What is the source of such wide variation? Lifestyle and environment doubtless play a significant role; we know that psychological stress, via the action of stress hormones, can significantly impact the cells of the aging brain. It is also conceivable that a significant share of the difference is due to genetics, both in the sense that genes control intrinsic cellular processes and in the sense that genes control our physiological responses to many lifestyle and environmental stressors, from tobacco smoke to chronic anxiety.
A recent study by Zubenko et al. starts us down the road toward potentially identifying genes that contribute to a long, cognitively intact life:
Objective: A systematic genome survey was initiated to identify loci that affect the likelihood of reaching age 90 with preserved cognition (successful aging). Methods: The genome survey was conducted at 10-cM resolution for simple sequence tandem repeat polymorphisms (SSTRPs) that identify genes for Successful AGing (SAG loci) by virtue of linkage disequilibrium. Efficiency was enhanced by genotyping pools of DNA from 100 cognitively intact elders and 100 young (18-25 years) adults. … Results: Our genome survey identified nine SAG candidate loci that may influence the likelihood of reaching age 90 or more with preserved cognition. … Conclusions: The results of our study suggest that loci with differential effects on the successful aging of men and women may be common. The majority of the SAG candidate loci detected in this study overlap with regions previously reported to show linkage to susceptibility genes for cardiovascular disorders, psychiatric disorders, and the accumulation of tissue damage resulting from oxidative stress.
My enthusiasm for the conclusions is tempered (as probably indicated by my awkward clause immediately preceding the abstract) by two issues.
The first is methodological. The authors studied two cohorts — cognitively intact 90-year-olds, and (presumably also mentally fit) 25-year-olds — and identified loci where particular variants appeared to influence the likelihood of reaching 90 years of age with high mental acuity. Presumably, the loci identified are involved in reaching age 90, maintaining cognitive intactness over a long life, or both — but from the setup described it’s impossible to deconvolute the three possibilities. One wishes to see the results for a cohort of 90-year-olds whose mental function is impaired (or perhaps simply everage for their age) in order to evaluate whether the authors have truly identified loci that contribute specifically to successful cognitive aging, or merely to long life.

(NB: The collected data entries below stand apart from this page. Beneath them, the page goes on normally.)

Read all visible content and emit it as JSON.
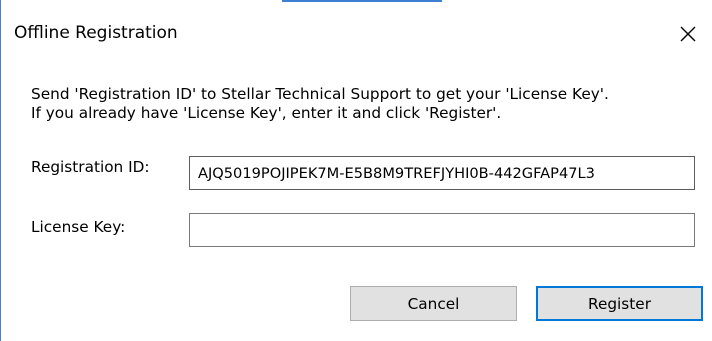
{
  "dialog": {
    "title": "Offline Registration",
    "close_symbol": "close-icon",
    "message_line1": "Send 'Registration ID' to Stellar Technical Support to get your 'License Key'.",
    "message_line2": "If you already have 'License Key', enter it and click 'Register'.",
    "registration_id_label": "Registration ID:",
    "registration_id_value": "AJQ5019POJIPEK7M-E5B8M9TREFJYHI0B-442GFAP47L3",
    "license_key_label": "License Key:",
    "license_key_value": "",
    "cancel_label": "Cancel",
    "register_label": "Register"
  },
  "colors": {
    "accent": "#0078d7",
    "button_face": "#e1e1e1",
    "window_edge": "#4b80c6"
  }
}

Second, the results are rather far from identifying specific genes (notwithstanding the authors’ excitement about the overlap of their loci with others involved in heart disease, psychiatric illness, or stress response; a quick jog through OMIM convinced me that it’s not hard to strike by chance a locus linked to a trait in one of these categories). 10-cM resolution is fairly broad. Here, for instance, is the 10-cM window around one of the loci identified in the study. There are, to understate the case somewhat, a lot of genes in this region; it might take a while to sort through them, especially given the technical challenge of genetic studies of this kind: since it’s impractical to wait for the offspring of cognitively intact 90-year-olds to survive to age 90 (or not) and become themeselves cognitively intact (or not) nonagenarians, these linkages can’t be refined by pedigree analysis, which would (if it were practically possible) nicely complement the pooled linkage disequilibrium approach used here.

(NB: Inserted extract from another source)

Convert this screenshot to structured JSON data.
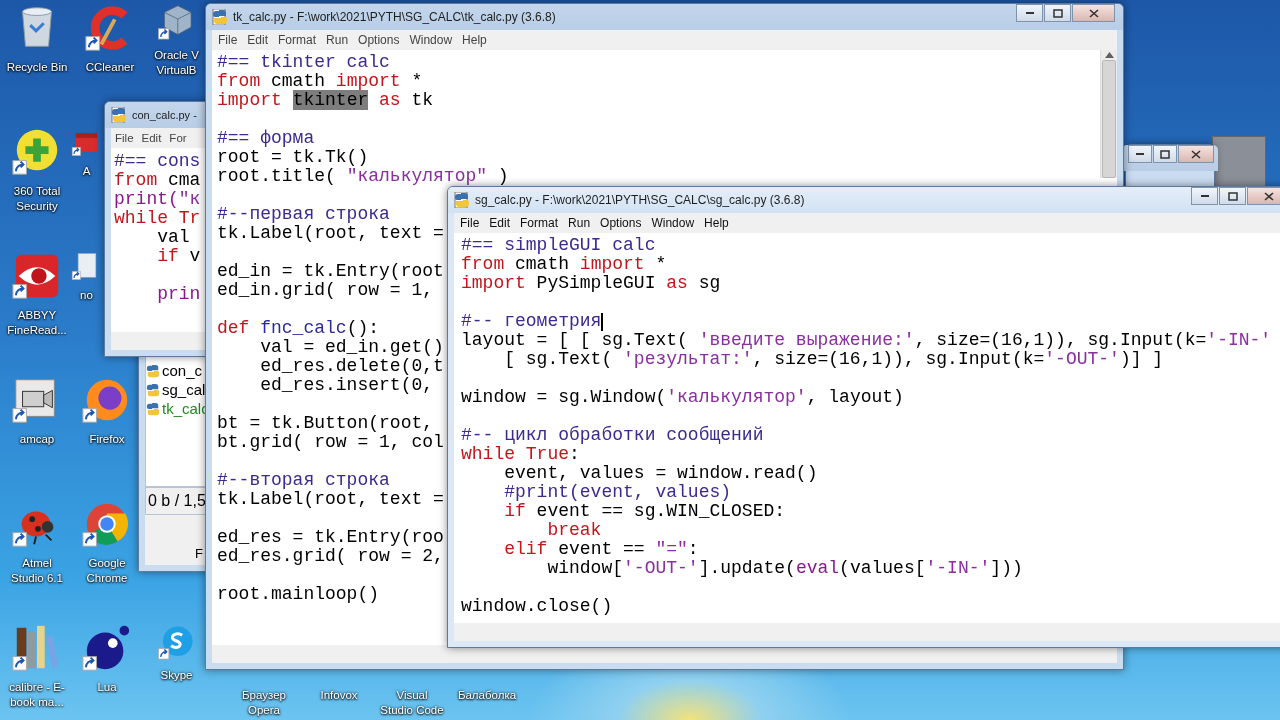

Qualifications aside, this paper is a good start, and provides a foundation for future studies, hopefully with larger and better-controlled cohorts. Via the recently completed HapMap and related projects, we now have tremendous resources for the study of human variation. The identification of gene variants that underlie the diversity of age-related change is an eminently suitable application for our new toolkit.